Togliatti e Di Vittorio sono stati l’incarnazione delle due anime che hanno contrassegnato la storia del Pci, quelle due anime che Fabrizio Onofri, dirigente comunista espulso proprio in seguito alle vicende del ’56, ha chiamato “partito di fatto” e “partito ideologico”: il primo «agiva, faceva, si batteva attraverso l’attività appassionata di tutti i suoi militanti»; il secondo, invece, era «orientato e governato al vertice attraverso principî dottrinari non pienamente adeguati alla sua condotta». Il “partito di fatto” si configurava laicamente e prosaicamente come «strumento per agire sulla realtà e trasformarla, immerso continuamente in essa e ricevente da essa la verifica o la correzione del suo agire». Il “partito ideologico” si considerava «prima di tutto e per se stesso fonte di verità, depositario di ogni verità, e dunque idolo, fine supremo». Di Vittorio e Togliatti sono stati più di chiunque altro l’espressione compiuta, rispettivamente, del “partito di fatto” e del “partito ideologico”.
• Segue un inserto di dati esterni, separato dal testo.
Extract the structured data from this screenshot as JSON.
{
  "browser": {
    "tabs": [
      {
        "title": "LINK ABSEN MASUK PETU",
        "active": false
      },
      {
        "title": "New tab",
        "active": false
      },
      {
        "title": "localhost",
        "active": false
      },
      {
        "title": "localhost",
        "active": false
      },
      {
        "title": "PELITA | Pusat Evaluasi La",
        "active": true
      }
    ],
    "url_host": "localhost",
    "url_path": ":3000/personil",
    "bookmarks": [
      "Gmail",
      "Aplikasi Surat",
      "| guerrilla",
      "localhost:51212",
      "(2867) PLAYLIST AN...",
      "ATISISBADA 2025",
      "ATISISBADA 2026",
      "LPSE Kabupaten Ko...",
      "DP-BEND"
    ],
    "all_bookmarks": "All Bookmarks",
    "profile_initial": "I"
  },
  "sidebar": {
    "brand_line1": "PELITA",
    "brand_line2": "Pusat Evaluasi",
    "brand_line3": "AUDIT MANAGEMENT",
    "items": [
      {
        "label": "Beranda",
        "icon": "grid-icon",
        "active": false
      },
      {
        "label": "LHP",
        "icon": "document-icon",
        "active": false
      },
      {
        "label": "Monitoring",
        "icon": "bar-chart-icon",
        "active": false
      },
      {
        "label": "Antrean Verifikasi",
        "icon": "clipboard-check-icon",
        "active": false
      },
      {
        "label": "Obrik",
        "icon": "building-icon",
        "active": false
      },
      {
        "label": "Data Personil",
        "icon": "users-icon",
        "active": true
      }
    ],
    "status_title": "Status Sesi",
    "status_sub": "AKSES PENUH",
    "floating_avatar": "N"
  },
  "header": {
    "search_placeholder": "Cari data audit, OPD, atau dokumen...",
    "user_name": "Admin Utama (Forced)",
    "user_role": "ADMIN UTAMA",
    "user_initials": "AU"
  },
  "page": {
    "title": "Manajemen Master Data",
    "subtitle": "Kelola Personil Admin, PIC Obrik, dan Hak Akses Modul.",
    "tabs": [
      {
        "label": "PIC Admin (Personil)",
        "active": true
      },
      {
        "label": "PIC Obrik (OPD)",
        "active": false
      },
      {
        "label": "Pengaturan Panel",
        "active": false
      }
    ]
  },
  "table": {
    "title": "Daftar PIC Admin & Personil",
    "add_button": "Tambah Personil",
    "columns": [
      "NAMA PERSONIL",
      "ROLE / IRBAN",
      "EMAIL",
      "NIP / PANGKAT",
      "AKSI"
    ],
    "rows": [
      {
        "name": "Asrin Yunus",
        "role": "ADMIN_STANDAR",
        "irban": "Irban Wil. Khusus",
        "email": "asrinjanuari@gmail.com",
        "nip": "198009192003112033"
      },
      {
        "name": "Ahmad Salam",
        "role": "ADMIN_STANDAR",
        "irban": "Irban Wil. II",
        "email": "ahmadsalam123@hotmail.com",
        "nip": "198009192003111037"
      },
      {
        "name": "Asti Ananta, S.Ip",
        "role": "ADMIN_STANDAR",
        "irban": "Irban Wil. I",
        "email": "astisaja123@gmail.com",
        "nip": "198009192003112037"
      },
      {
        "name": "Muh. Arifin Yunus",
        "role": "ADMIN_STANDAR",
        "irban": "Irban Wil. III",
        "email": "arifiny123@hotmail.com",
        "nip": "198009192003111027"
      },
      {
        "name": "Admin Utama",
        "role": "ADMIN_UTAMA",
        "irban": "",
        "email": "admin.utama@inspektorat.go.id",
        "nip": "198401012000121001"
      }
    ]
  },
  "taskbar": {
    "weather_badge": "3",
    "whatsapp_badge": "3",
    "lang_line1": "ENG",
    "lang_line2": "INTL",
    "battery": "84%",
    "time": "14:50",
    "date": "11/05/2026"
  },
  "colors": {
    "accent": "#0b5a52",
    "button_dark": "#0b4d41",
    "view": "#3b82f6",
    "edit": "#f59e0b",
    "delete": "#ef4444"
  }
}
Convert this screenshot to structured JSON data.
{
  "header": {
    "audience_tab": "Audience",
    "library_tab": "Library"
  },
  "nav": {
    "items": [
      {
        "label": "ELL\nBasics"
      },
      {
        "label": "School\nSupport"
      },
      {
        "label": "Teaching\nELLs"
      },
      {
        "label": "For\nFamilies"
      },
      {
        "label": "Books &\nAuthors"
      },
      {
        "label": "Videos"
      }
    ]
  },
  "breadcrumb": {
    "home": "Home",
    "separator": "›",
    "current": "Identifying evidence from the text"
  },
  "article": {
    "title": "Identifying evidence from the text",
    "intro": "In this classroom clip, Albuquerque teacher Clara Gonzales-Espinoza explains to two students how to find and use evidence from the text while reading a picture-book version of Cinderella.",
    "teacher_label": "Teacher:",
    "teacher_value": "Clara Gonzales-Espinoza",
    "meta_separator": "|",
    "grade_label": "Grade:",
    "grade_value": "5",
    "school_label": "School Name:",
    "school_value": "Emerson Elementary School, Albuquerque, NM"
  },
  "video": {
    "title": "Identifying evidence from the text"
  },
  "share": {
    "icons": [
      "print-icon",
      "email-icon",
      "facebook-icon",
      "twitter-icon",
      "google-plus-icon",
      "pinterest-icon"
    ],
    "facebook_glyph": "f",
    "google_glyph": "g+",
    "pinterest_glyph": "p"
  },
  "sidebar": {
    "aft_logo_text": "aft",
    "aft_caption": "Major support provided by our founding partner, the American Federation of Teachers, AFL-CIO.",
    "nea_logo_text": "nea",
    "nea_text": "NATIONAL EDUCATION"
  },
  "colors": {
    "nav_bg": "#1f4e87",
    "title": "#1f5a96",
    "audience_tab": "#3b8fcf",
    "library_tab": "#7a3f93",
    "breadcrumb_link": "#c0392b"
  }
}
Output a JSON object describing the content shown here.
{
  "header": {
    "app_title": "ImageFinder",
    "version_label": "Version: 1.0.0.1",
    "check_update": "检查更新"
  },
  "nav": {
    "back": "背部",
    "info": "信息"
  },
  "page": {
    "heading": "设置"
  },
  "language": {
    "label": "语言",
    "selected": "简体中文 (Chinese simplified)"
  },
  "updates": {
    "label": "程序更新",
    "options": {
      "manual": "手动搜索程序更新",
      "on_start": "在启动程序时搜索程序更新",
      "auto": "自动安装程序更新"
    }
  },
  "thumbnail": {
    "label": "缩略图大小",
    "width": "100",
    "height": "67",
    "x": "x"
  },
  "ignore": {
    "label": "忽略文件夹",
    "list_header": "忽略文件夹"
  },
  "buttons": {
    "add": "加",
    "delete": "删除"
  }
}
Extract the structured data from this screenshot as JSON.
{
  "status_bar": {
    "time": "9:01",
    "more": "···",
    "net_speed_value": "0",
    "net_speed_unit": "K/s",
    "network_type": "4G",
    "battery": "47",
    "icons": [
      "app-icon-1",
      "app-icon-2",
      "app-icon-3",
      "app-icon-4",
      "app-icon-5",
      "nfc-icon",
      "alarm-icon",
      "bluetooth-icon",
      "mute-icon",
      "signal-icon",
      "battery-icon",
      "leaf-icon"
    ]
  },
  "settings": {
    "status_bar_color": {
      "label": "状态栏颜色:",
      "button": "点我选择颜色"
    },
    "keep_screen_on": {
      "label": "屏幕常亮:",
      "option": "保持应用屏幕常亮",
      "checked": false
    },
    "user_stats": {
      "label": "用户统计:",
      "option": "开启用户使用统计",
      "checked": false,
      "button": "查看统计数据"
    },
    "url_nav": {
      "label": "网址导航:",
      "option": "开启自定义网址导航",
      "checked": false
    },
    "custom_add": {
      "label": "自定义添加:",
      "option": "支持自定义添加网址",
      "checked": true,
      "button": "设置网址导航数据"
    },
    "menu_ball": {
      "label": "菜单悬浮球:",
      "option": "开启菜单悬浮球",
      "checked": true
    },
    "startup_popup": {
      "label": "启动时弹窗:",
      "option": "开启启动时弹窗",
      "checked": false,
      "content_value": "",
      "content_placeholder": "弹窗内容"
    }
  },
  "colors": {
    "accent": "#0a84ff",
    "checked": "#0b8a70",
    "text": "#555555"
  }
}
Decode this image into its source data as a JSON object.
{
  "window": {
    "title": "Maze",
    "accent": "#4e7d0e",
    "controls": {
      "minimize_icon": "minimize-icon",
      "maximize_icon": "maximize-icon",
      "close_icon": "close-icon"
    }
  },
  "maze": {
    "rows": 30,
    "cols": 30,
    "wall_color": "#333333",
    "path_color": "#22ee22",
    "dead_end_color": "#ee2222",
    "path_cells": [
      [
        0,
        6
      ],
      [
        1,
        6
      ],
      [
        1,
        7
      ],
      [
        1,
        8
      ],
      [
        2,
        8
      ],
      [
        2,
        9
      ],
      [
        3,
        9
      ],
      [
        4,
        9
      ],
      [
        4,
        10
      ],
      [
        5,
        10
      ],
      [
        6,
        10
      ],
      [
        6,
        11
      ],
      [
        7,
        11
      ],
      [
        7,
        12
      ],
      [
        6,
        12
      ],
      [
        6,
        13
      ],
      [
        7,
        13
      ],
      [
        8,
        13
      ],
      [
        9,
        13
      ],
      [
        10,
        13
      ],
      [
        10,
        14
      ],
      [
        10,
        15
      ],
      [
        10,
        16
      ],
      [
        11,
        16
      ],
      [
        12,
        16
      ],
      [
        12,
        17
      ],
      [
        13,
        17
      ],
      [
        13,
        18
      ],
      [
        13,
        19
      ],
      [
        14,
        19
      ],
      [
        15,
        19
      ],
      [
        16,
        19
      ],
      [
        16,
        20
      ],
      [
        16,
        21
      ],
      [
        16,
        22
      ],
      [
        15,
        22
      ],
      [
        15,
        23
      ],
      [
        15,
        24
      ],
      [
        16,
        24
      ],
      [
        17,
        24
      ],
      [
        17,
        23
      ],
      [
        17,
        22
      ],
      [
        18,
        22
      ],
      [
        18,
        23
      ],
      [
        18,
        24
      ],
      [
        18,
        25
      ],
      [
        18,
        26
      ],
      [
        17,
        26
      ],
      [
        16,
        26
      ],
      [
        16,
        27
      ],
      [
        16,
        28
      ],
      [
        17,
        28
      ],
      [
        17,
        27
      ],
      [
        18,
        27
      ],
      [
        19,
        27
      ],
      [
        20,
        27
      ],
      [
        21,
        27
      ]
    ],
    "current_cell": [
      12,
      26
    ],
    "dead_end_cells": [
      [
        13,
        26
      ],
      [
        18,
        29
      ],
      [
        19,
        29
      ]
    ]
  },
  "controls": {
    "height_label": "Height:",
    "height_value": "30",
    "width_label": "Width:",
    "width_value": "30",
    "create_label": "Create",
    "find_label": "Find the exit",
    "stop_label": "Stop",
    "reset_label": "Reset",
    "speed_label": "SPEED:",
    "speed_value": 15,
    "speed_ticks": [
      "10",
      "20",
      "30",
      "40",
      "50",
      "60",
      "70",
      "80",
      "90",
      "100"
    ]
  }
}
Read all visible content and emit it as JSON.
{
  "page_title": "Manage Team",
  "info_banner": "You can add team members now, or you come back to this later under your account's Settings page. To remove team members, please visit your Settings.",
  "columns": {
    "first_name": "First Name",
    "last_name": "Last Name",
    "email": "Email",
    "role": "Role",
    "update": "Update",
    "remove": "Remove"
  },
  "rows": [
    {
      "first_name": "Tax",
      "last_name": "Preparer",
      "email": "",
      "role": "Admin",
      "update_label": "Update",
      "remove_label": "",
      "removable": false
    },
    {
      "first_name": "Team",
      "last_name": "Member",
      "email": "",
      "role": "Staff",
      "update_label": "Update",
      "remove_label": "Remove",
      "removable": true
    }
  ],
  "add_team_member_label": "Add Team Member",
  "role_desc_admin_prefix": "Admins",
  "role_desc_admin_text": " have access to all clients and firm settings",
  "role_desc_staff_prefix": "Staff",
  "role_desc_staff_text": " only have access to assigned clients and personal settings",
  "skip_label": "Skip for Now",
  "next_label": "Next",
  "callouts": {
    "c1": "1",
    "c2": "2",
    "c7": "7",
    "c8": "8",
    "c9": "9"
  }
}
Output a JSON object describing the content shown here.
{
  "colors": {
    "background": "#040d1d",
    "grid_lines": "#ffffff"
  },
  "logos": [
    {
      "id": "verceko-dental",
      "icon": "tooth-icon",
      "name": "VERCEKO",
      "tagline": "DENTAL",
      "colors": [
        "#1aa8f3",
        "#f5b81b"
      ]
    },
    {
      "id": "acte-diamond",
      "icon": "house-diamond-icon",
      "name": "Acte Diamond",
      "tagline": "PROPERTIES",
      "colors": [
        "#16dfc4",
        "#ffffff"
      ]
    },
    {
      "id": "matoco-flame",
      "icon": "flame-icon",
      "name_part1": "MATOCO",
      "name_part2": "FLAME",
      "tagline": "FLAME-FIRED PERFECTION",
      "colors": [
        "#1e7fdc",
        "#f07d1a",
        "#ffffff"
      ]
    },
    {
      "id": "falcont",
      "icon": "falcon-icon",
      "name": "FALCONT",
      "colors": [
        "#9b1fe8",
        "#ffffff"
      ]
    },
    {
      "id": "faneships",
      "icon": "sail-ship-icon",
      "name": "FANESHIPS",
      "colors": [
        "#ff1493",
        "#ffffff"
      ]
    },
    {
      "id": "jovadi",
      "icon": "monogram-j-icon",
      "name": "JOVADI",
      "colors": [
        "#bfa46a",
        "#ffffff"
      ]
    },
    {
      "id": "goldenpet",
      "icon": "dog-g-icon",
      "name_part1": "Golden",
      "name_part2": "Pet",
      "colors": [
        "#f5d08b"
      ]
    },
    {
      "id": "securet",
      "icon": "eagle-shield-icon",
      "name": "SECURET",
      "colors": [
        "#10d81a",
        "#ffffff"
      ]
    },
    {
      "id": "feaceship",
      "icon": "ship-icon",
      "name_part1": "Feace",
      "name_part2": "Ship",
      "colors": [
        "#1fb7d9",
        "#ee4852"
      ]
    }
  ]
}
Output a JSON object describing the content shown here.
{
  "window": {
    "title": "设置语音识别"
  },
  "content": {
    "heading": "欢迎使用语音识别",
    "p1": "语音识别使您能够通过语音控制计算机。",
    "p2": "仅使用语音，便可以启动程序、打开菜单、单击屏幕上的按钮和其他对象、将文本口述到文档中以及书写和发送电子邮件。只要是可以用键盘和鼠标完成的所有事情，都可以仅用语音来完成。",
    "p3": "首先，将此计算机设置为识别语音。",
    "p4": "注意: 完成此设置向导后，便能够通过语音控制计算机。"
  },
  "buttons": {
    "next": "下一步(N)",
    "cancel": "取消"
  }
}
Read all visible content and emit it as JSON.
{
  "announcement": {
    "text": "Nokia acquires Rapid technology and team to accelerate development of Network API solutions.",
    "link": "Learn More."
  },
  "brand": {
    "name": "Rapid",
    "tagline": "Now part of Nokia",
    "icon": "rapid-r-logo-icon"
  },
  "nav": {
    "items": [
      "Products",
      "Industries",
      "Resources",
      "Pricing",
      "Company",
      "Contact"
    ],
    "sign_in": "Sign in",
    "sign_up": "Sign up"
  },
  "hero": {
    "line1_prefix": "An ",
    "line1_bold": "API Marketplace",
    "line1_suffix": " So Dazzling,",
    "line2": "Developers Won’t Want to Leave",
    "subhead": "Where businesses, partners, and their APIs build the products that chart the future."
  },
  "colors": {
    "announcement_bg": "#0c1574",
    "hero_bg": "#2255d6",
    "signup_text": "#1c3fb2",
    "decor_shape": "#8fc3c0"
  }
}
Due partiti tra i quali – è la tesi di Carioti su cui chi scrive concorda pienamente – esisteva, e non poteva essere altrimenti, un nesso molto stretto: «il Pci non sarebbe riuscito a mettere radici così salde, in un paese profondamente cattolico e segnato da vent’anni di fascismo, se non si fosse presentato come un partito-chiesa, detentore di un’ideologia salvifica; d’altro canto, la determinazione e il coraggio con cui la base comunista affrontava il travaglio di una battaglia politica strenua derivavano anche dalla certezza, confortata dai dogmi del marxismo-leninismo, di percorrere la strada maestra della storia».